= Charles Stine =

American chemist (1882–1954)

Charles Milton Altland Stine (18 October 1882 – 28 May 1954) was a chemist and a vice-president of DuPont who created the laboratory from which nylon and other significant inventions were made. He was also a devout Christian who authored a book about religion and science.

Stine was born in Norwich, Connecticut to Lutheran clergyman Milton Henry Stine and his wife Mary Jane Altland. He received his BS and MS degrees from Gettysburg college and then received a Ph.D. from Johns Hopkins University in 1907, Stine began work in DuPont's research laboratories on a project to make explosives safer to handle. With C.C. Ahlum, he used sodium sulfite as a purifying agent to crystallize trinitrotoluol (TNT). After studying the leakage of liquid components from dynamite, Stine was able to develop a more stable version of the explosive for use in mining. He developed improved methods for manufacture of ammonium nitrate, extraction of tetryl from dimethylaniline, picric acid from chlorobenzene, and for chlorinating benzene. During the 1920s, synthetic resins were developed in his laboratories, and improved processes were found for manufacturing nitric acid and sulfuric acid.

After becoming director of DuPont's Chemicals Department in 1924, Dr. Stine was able to hire Dr. Wallace Carothers away from teaching at Harvard University. Stine lobbied DuPont management for a budget exclusively devoted to speculative research. In 1930, he succeeded in obtaining a $300,000 annual allocation, and focused with Carothers on colloid chemistry and the development of polymers. Outcomes of the long range research included a synthetic, chloroprene rubber, but the most notable invention came in 1938 with the invention of nylon.
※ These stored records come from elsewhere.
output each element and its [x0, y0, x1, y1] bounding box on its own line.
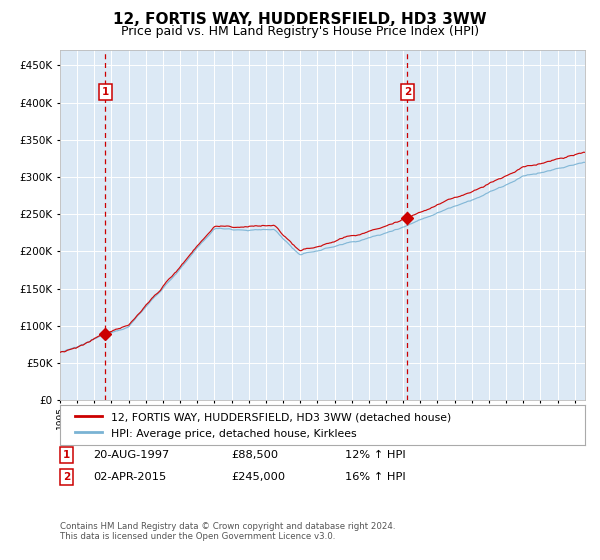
- Text: 16% ↑ HPI: 16% ↑ HPI: [345, 472, 406, 482]
- Text: 12% ↑ HPI: 12% ↑ HPI: [345, 450, 406, 460]
- Text: 1: 1: [63, 450, 70, 460]
- Text: Price paid vs. HM Land Registry's House Price Index (HPI): Price paid vs. HM Land Registry's House …: [121, 25, 479, 38]
- Text: This data is licensed under the Open Government Licence v3.0.: This data is licensed under the Open Gov…: [60, 532, 335, 541]
- Text: 02-APR-2015: 02-APR-2015: [93, 472, 166, 482]
- Text: £245,000: £245,000: [231, 472, 285, 482]
- Text: 20-AUG-1997: 20-AUG-1997: [93, 450, 169, 460]
- Text: £88,500: £88,500: [231, 450, 278, 460]
- Text: Contains HM Land Registry data © Crown copyright and database right 2024.: Contains HM Land Registry data © Crown c…: [60, 522, 395, 531]
- Legend: 12, FORTIS WAY, HUDDERSFIELD, HD3 3WW (detached house), HPI: Average price, deta: 12, FORTIS WAY, HUDDERSFIELD, HD3 3WW (d…: [71, 407, 455, 443]
- Text: 2: 2: [63, 472, 70, 482]
- Text: 12, FORTIS WAY, HUDDERSFIELD, HD3 3WW: 12, FORTIS WAY, HUDDERSFIELD, HD3 3WW: [113, 12, 487, 27]
- Text: 1: 1: [101, 87, 109, 97]
- Text: 2: 2: [404, 87, 411, 97]
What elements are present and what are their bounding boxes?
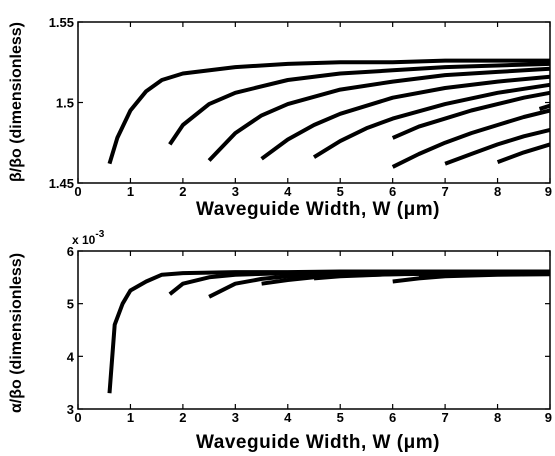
bottom-y-tick-label: 3 <box>67 402 74 417</box>
bottom-x-tick-label: 4 <box>284 410 292 425</box>
top-y-tick-label: 1.55 <box>49 15 74 30</box>
bottom-x-tick-label: 3 <box>232 410 239 425</box>
bottom-curves <box>107 269 551 394</box>
top-y-tick-label: 1.5 <box>56 96 74 111</box>
top-series-7-line <box>391 108 551 169</box>
bottom-y-axis-label: α/βo (dimensionless) <box>8 253 25 413</box>
top-tick-labels: 0 1 2 3 4 5 6 7 8 9 1.45 1.5 1.55 <box>49 15 552 199</box>
bottom-x-tick-label: 1 <box>127 410 134 425</box>
bottom-x-tick-label: 2 <box>179 410 186 425</box>
top-series-5-line <box>312 82 551 159</box>
top-series-10-line <box>538 103 551 111</box>
top-x-tick-label: 6 <box>389 184 396 199</box>
bottom-axes-frame <box>77 250 551 410</box>
bottom-x-axis-label: Waveguide Width, W (μm) <box>196 432 440 453</box>
top-series-6-line <box>391 90 551 140</box>
bottom-exponent-label: x 10-3 <box>72 229 105 247</box>
bottom-y-tick-label: 6 <box>67 244 74 259</box>
chart-bottom: 0 1 2 3 4 5 6 7 8 9 3 4 5 6 x 10-3 Waveguide Width, W… <box>8 229 552 453</box>
bottom-ticks <box>77 250 551 410</box>
top-x-tick-label: 7 <box>441 184 448 199</box>
bottom-exponent-power: -3 <box>95 229 104 240</box>
bottom-x-tick-label: 9 <box>545 410 552 425</box>
top-x-axis-label: Waveguide Width, W (μm) <box>196 199 440 220</box>
top-x-tick-label: 0 <box>74 184 81 199</box>
top-y-tick-label: 1.45 <box>49 176 74 191</box>
bottom-x-tick-label: 6 <box>389 410 396 425</box>
top-x-tick-label: 8 <box>494 184 501 199</box>
top-x-tick-label: 9 <box>545 184 552 199</box>
top-x-tick-label: 4 <box>284 184 292 199</box>
bottom-series-7-line <box>418 271 550 277</box>
top-series-4-line <box>260 74 551 161</box>
top-ticks <box>77 21 551 184</box>
bottom-tick-labels: 0 1 2 3 4 5 6 7 8 9 3 4 5 6 <box>67 244 552 425</box>
top-curves <box>107 58 551 169</box>
top-series-1-line <box>107 58 550 165</box>
top-x-tick-label: 5 <box>337 184 344 199</box>
top-series-3-line <box>207 66 551 162</box>
top-series-8-line <box>444 127 551 166</box>
top-axes-frame <box>77 21 551 184</box>
top-series-9-line <box>496 142 551 164</box>
bottom-x-tick-label: 7 <box>441 410 448 425</box>
top-x-tick-label: 3 <box>232 184 239 199</box>
bottom-exponent-base: x 10 <box>72 233 96 247</box>
top-x-tick-label: 2 <box>179 184 186 199</box>
top-y-axis-label: β/βo (dimensionless) <box>8 22 25 182</box>
bottom-x-tick-label: 8 <box>494 410 501 425</box>
top-x-tick-label: 1 <box>127 184 134 199</box>
bottom-x-tick-label: 0 <box>74 410 81 425</box>
bottom-y-tick-label: 5 <box>67 297 74 312</box>
chart-top: 0 1 2 3 4 5 6 7 8 9 1.45 1.5 1.55 Waveguide Width, W… <box>8 15 552 220</box>
bottom-x-tick-label: 5 <box>337 410 344 425</box>
top-series-2-line <box>168 61 551 146</box>
bottom-y-tick-label: 4 <box>67 349 75 364</box>
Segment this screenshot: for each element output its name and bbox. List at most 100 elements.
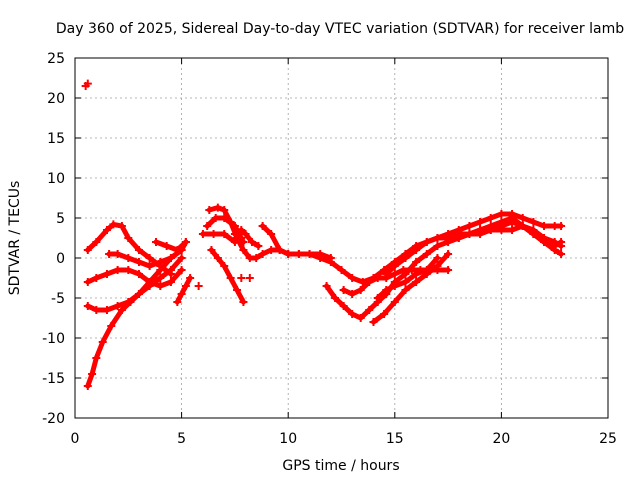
data-point xyxy=(412,270,421,278)
data-point xyxy=(412,278,421,286)
chart-title: Day 360 of 2025, Sidereal Day-to-day VTE… xyxy=(56,21,624,37)
data-point xyxy=(508,226,517,234)
data-point xyxy=(422,270,431,278)
data-point xyxy=(102,226,111,234)
series-arc-12 xyxy=(230,226,263,250)
series-arc-17 xyxy=(369,250,453,326)
data-point xyxy=(422,250,431,258)
data-point xyxy=(145,262,154,270)
data-point xyxy=(145,254,154,262)
data-point xyxy=(88,370,97,378)
data-point xyxy=(102,270,111,278)
data-point xyxy=(145,278,154,286)
data-point xyxy=(529,226,538,234)
y-tick-label: -20 xyxy=(42,411,65,427)
data-point xyxy=(331,294,340,302)
data-point xyxy=(226,274,235,282)
data-point xyxy=(124,254,133,262)
data-point xyxy=(207,246,216,254)
data-point xyxy=(267,230,276,238)
data-point xyxy=(486,214,495,222)
data-point xyxy=(98,338,107,346)
data-point xyxy=(245,274,254,282)
series-arc-6 xyxy=(152,238,190,254)
data-point xyxy=(213,254,222,262)
data-point xyxy=(92,354,101,362)
data-point xyxy=(83,302,92,310)
x-axis-label: GPS time / hours xyxy=(282,458,399,474)
x-tick-label: 20 xyxy=(492,431,510,447)
data-point xyxy=(105,250,114,258)
data-point xyxy=(373,274,382,282)
data-point xyxy=(412,258,421,266)
data-point xyxy=(92,306,101,314)
data-point xyxy=(166,278,175,286)
data-point xyxy=(369,318,378,326)
data-point xyxy=(365,306,374,314)
data-point xyxy=(356,314,365,322)
data-point xyxy=(465,222,474,230)
data-point xyxy=(518,222,527,230)
data-point xyxy=(173,246,182,254)
data-point xyxy=(177,254,186,262)
data-point xyxy=(454,234,463,242)
x-tick-label: 0 xyxy=(71,431,80,447)
y-tick-label: -10 xyxy=(42,331,65,347)
data-point xyxy=(156,274,165,282)
data-point xyxy=(254,242,263,250)
data-point xyxy=(444,266,453,274)
series-line xyxy=(174,275,193,305)
data-point xyxy=(181,238,190,246)
data-point xyxy=(83,246,92,254)
data-point xyxy=(258,222,267,230)
data-point xyxy=(134,246,143,254)
data-point xyxy=(348,310,357,318)
data-point xyxy=(550,238,559,246)
data-point xyxy=(239,298,248,306)
data-point xyxy=(181,282,190,290)
data-point xyxy=(390,282,399,290)
data-point xyxy=(422,238,431,246)
data-point xyxy=(390,270,399,278)
data-point xyxy=(152,238,161,246)
data-point xyxy=(220,230,229,238)
data-point xyxy=(124,266,133,274)
data-point xyxy=(305,250,314,258)
data-point xyxy=(109,220,118,229)
y-axis-label: SDTVAR / TECUs xyxy=(7,181,23,296)
data-point xyxy=(209,230,218,238)
data-point xyxy=(166,270,175,278)
data-point xyxy=(173,298,182,306)
data-point xyxy=(339,302,348,310)
data-point xyxy=(390,298,399,306)
x-tick-label: 10 xyxy=(279,431,297,447)
data-point xyxy=(258,250,267,258)
data-point xyxy=(83,278,92,286)
ticks: 0 5 10 15 20 25 -20 -15 -10 -5 0 5 10 15 20 25 xyxy=(42,51,617,447)
y-tick-label: 10 xyxy=(47,171,65,187)
data-point xyxy=(275,246,284,254)
data-point xyxy=(348,290,357,298)
data-point xyxy=(186,274,195,282)
data-point xyxy=(237,234,246,242)
series-group xyxy=(81,79,566,390)
data-point xyxy=(194,282,203,290)
y-tick-label: 5 xyxy=(56,211,65,227)
data-point xyxy=(102,306,111,314)
y-tick-label: 0 xyxy=(56,251,65,267)
data-point xyxy=(433,242,442,250)
x-tick-label: 15 xyxy=(386,431,404,447)
data-point xyxy=(230,238,239,246)
series-line xyxy=(208,247,246,305)
data-point xyxy=(134,258,143,266)
data-point xyxy=(113,302,122,310)
data-point xyxy=(407,266,416,274)
data-point xyxy=(203,222,212,230)
data-point xyxy=(156,282,165,290)
data-point xyxy=(356,286,365,294)
data-point xyxy=(83,79,92,88)
x-tick-label: 5 xyxy=(177,431,186,447)
y-tick-label: 20 xyxy=(47,91,65,107)
data-point xyxy=(267,246,276,254)
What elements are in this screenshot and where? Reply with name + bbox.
In 1942 when General Leslie Groves first proposed that du Pont take over plutonium production for the Manhattan Project both Vice President Willis Harrington and chemist Dr Stine protested that the company had no experience or knowledge of physics and that they were incompetent to render any opinion except that the entire project seemed beyond human capability. But du Pont went on to construct and operate the Hanford site.

Among his awards were the Perkin Medal in 1940 and the Lavoisier Medal for Technical Achievement in 1997.

The Charles M.A. Stine Award of the AIChE is awarded annually by their Materials Engineering and Sciences Division. DuPont's Stine Laboratory in Newark, Delaware, is named in his honor.

The son of a minister, Stine also wrote a book about his faith and his work as a scientist, entitled A Chemist and His Bible, published in 1943. Stine died in 1954 at Wilmington, Delaware, aged 72.